Les francophones du pays attendaient ce projet de loi depuis longtemps. Ce matin la Ministre Ginette Petitpas Taylor l’a déposé. Certains éléments sont un pas important mais le résultat demeure très contrasté. Ainsi, certaines promesses du document de réforme déposé l’an dernier par la Ministre Joly ne sont pas incluses.

On retiendra l’absence par exemple de l’obligation d’inclure des clauses linguistiques exécutoires dans les ententes de transfert fédérales-provinciales/territoriales.
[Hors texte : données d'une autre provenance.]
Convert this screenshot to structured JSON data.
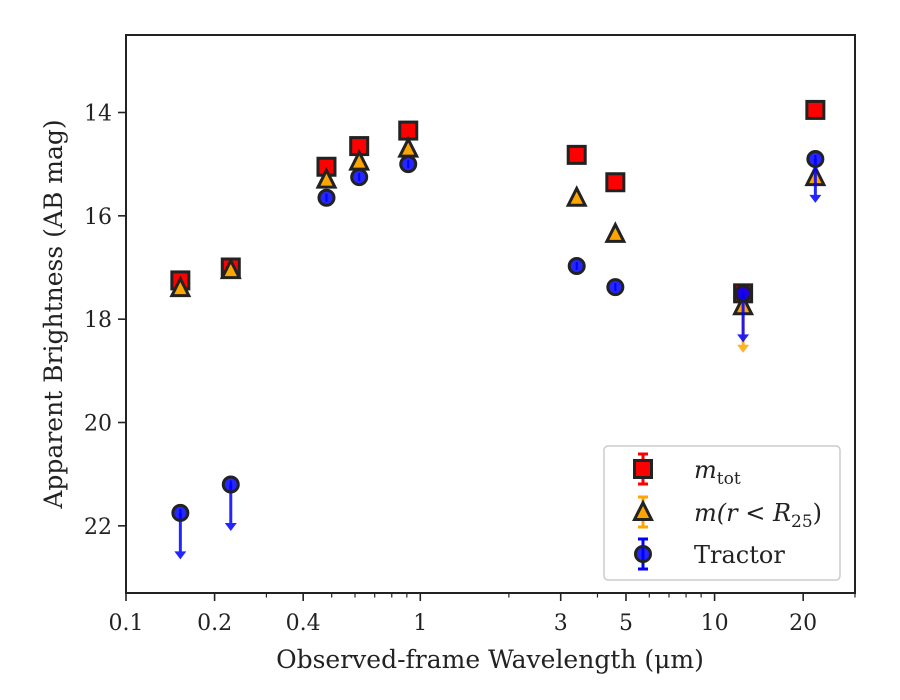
{
  "chart_data": {
    "type": "scatter",
    "xlabel": "Observed-frame Wavelength (μm)",
    "ylabel": "Apparent Brightness (AB mag)",
    "xscale": "log",
    "xlim": [
      0.1,
      30
    ],
    "ylim": [
      23.3,
      12.5
    ],
    "y_inverted": true,
    "grid": false,
    "legend_position": "bottom-right",
    "x_ticks": [
      {
        "value": 0.1,
        "label": "0.1"
      },
      {
        "value": 0.2,
        "label": "0.2"
      },
      {
        "value": 0.4,
        "label": "0.4"
      },
      {
        "value": 1,
        "label": "1"
      },
      {
        "value": 3,
        "label": "3"
      },
      {
        "value": 5,
        "label": "5"
      },
      {
        "value": 10,
        "label": "10"
      },
      {
        "value": 20,
        "label": "20"
      }
    ],
    "x_minor_ticks": [
      0.3,
      0.5,
      0.6,
      0.7,
      0.8,
      0.9,
      2,
      4,
      6,
      7,
      8,
      9,
      30
    ],
    "y_ticks": [
      {
        "value": 14,
        "label": "14"
      },
      {
        "value": 16,
        "label": "16"
      },
      {
        "value": 18,
        "label": "18"
      },
      {
        "value": 20,
        "label": "20"
      },
      {
        "value": 22,
        "label": "22"
      }
    ],
    "series": [
      {
        "name": "m_tot",
        "legend_label": "m",
        "legend_sub": "tot",
        "marker": "square",
        "color": "#ff0000",
        "edge": "#222222",
        "errcolor": "#ff0000",
        "points": [
          {
            "x": 0.153,
            "y": 17.25
          },
          {
            "x": 0.227,
            "y": 17.0
          },
          {
            "x": 0.48,
            "y": 15.05
          },
          {
            "x": 0.62,
            "y": 14.65
          },
          {
            "x": 0.91,
            "y": 14.35
          },
          {
            "x": 3.4,
            "y": 14.82
          },
          {
            "x": 4.6,
            "y": 15.35
          },
          {
            "x": 12.5,
            "y": 17.5
          },
          {
            "x": 22.0,
            "y": 13.95
          }
        ]
      },
      {
        "name": "m(r < R25)",
        "legend_label": "m(r < R",
        "legend_sub": "25",
        "legend_suffix": ")",
        "marker": "triangle",
        "color": "#ffa500",
        "edge": "#222222",
        "errcolor": "#ffa500",
        "points": [
          {
            "x": 0.153,
            "y": 17.4
          },
          {
            "x": 0.227,
            "y": 17.05
          },
          {
            "x": 0.48,
            "y": 15.3
          },
          {
            "x": 0.62,
            "y": 14.95
          },
          {
            "x": 0.91,
            "y": 14.7
          },
          {
            "x": 3.4,
            "y": 15.65
          },
          {
            "x": 4.6,
            "y": 16.35
          },
          {
            "x": 12.5,
            "y": 17.75,
            "upper_limit": true,
            "arrow_to": 18.65
          },
          {
            "x": 22.0,
            "y": 15.25
          }
        ]
      },
      {
        "name": "Tractor",
        "legend_label": "Tractor",
        "marker": "circle",
        "color": "#0000ff",
        "edge": "#222222",
        "errcolor": "#0000ff",
        "points": [
          {
            "x": 0.153,
            "y": 21.75,
            "upper_limit": true,
            "arrow_to": 22.65
          },
          {
            "x": 0.227,
            "y": 21.2,
            "upper_limit": true,
            "arrow_to": 22.1
          },
          {
            "x": 0.48,
            "y": 15.65
          },
          {
            "x": 0.62,
            "y": 15.25
          },
          {
            "x": 0.91,
            "y": 15.0
          },
          {
            "x": 3.4,
            "y": 16.97
          },
          {
            "x": 4.6,
            "y": 17.38
          },
          {
            "x": 12.5,
            "y": 17.5,
            "upper_limit": true,
            "arrow_to": 18.45
          },
          {
            "x": 22.0,
            "y": 14.9,
            "upper_limit": true,
            "arrow_to": 15.75
          }
        ]
      }
    ]
  }
}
  « Cette question-là a un impact majeur sur le terrain. En Colombie-Britannique, des clauses linguistiques faibles ont eu un impact dévastateur sur les services d’aide à l’emploi en français dans la province. Et on a vu avec la signature des ententes sur le Programme national de garderies combien rien n’est assuré quand il n’y a pas de clauses qui exigent explicitement des services équitables en français. » a déclaré Liane Roy - Présidente de la Fédération des communautés francophones et acadienne (FCFA) du Canada.

La FCFA qui représente les intérêts des communautés en situation minoritaire, et coordonne les différents organismes porte-paroles comme la SAF’Île, va continuer d’étudier le projet de loi. On peut déjà d’ores et déjà citer le rôle ambigu de Patrimoine Canadien, les pouvoirs du Commissaire aux langues officielles et l’absence de décision quant à l’immigration francophone.

Nous pouvons certainement noter les avancements dans ce dossier et l’implication des intervenants. Le gouvernement peut encore effectuer les ajustements nécessaires pour affirmer par des actions concrètes, qu’il a bel et bien deux langues officielles et que tous ses citoyens ont accès aux mêmes services, ont les mêmes droits et ont les mêmes traitements.


La FCFA, la SAF’Île et tous les partenaires continuent le travail et feront un compte-rendu plus détaillé dans les prochaines semaines de ce projet de loi.